Ce travail d’exploration et de compréhension se fait en duo, en dialoguant et en partageant sur des savoirs et des expériences : la thérapie est avant tout une rencontre où le ‘parler vrai’, l’établissement d’un lien et d’une base commune sont indispensables. Le thérapeute aide le patient à se percevoir, à se connaitre dans sa relation au monde, à comprendre, en abandonnant le rapport de domination thérapeute-patient : le patient n’est pas un objet passif à réparer et le thérapeute n’est pas détenteur de la vérité. D’ailleurs, le psy ne sait pas, il cherche avec le patient. Lui seul peut identifier ce qu’il ressent, ce qu’il a vécu, le sens qu’il a donné aux choses, et faire ses choix.

 

Avec la pandémie de Covid-19, j’ai été contraint, comme beaucoup de gens, à ne travailler qu’en ligne.
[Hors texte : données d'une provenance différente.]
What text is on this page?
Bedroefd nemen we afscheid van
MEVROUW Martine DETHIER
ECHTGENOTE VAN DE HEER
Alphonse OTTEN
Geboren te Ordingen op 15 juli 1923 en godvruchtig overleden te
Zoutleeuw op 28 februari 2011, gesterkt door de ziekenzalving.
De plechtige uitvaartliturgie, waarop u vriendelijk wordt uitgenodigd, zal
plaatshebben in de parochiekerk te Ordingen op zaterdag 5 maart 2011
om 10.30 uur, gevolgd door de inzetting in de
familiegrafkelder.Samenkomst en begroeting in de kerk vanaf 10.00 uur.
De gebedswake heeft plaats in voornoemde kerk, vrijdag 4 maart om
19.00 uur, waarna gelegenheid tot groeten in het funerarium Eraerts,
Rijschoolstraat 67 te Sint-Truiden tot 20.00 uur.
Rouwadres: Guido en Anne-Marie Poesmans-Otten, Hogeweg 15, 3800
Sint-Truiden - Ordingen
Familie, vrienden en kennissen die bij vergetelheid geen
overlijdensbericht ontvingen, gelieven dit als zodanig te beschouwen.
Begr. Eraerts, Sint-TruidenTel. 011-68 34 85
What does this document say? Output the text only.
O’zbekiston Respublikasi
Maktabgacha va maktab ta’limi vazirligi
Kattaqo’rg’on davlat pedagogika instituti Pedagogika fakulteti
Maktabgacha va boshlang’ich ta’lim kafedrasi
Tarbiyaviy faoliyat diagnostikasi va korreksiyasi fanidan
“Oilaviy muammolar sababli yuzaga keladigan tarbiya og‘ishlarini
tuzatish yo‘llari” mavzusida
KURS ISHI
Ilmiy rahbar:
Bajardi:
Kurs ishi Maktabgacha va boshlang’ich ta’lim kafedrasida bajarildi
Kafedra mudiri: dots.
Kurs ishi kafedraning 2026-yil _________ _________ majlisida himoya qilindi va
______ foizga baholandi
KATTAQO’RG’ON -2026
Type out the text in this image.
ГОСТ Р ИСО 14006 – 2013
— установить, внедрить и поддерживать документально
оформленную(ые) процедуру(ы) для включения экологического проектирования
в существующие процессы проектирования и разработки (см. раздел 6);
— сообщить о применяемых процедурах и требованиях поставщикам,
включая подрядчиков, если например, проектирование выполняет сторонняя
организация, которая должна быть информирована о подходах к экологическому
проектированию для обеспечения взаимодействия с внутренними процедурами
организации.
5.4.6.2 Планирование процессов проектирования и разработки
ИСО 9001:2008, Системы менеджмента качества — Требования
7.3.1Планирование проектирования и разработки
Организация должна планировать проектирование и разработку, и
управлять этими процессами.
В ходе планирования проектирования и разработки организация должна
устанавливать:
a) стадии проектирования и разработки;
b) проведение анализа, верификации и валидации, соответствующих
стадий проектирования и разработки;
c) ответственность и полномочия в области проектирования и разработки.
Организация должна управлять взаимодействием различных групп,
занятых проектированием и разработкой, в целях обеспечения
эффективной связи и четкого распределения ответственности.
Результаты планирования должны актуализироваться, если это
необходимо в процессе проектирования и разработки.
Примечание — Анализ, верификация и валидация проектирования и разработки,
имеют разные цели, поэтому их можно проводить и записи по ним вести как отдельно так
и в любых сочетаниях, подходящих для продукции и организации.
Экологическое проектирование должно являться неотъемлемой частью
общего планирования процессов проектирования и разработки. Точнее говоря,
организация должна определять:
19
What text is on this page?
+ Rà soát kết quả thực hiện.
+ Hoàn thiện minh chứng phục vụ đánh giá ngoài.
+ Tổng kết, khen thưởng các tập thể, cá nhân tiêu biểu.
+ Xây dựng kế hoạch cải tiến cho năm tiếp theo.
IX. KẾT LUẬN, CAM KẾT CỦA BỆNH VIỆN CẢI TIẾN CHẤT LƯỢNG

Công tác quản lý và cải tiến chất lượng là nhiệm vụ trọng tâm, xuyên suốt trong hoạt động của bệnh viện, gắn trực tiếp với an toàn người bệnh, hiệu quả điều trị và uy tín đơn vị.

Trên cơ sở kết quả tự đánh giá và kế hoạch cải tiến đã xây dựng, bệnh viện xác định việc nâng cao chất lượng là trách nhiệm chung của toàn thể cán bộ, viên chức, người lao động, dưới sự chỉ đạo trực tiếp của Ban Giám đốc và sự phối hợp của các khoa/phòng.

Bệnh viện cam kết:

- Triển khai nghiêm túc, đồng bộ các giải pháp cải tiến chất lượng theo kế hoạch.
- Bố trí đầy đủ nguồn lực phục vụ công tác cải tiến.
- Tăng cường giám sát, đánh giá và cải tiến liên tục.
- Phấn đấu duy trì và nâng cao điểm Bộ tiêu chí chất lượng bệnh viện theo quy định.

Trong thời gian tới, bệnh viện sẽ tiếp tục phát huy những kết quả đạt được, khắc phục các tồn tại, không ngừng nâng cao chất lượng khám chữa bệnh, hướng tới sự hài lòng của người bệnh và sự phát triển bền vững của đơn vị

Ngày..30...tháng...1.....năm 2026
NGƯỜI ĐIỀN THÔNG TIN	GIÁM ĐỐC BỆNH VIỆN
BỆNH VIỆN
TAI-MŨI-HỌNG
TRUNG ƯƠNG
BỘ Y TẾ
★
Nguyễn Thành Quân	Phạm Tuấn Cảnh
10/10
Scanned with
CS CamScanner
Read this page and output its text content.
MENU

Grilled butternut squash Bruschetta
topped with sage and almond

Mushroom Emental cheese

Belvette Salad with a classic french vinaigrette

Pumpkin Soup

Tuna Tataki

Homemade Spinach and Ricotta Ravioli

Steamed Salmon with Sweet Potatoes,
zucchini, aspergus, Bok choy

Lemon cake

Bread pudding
Cela m’a finalement permis de bien m’adapter à cette modalité et de soutenir des personnes, en français ou en portugais, sur de nombreux territoires : France, Brésil, Antilles, Guyane. Dès que la situation le permettra, je reprendrai mes consultations en présence à Rio de Janeiro, sans pour autant abandonner la modalité En ligne, qui, non seulement est valide dans bien des cas, mais présente aussi des avantages.

Supervision

 

S’il n’est pas obligatoire d’avoir un superviseur, c’est plus que souhaitable. La pratique clinique nous confronte à des histoires parfois difficiles qui nous impactent fortement, et nous confronte à la complexité : il est donc facile de se perdre... La supervision consiste en des échanges réguliers avec un analyste très expérimenté, afin de mieux comprendre et accompagner un patient, progresser, surveiller notre pratique, etc. C’est une garantie pour les patients. Je la fais En ligne avec le Prof. Dr. Miguel Benasayag, psychanalyste phénoménologue et philosophe basé à Paris, et participe également à un groupe de supervision, localement, à Rio de Janeiro.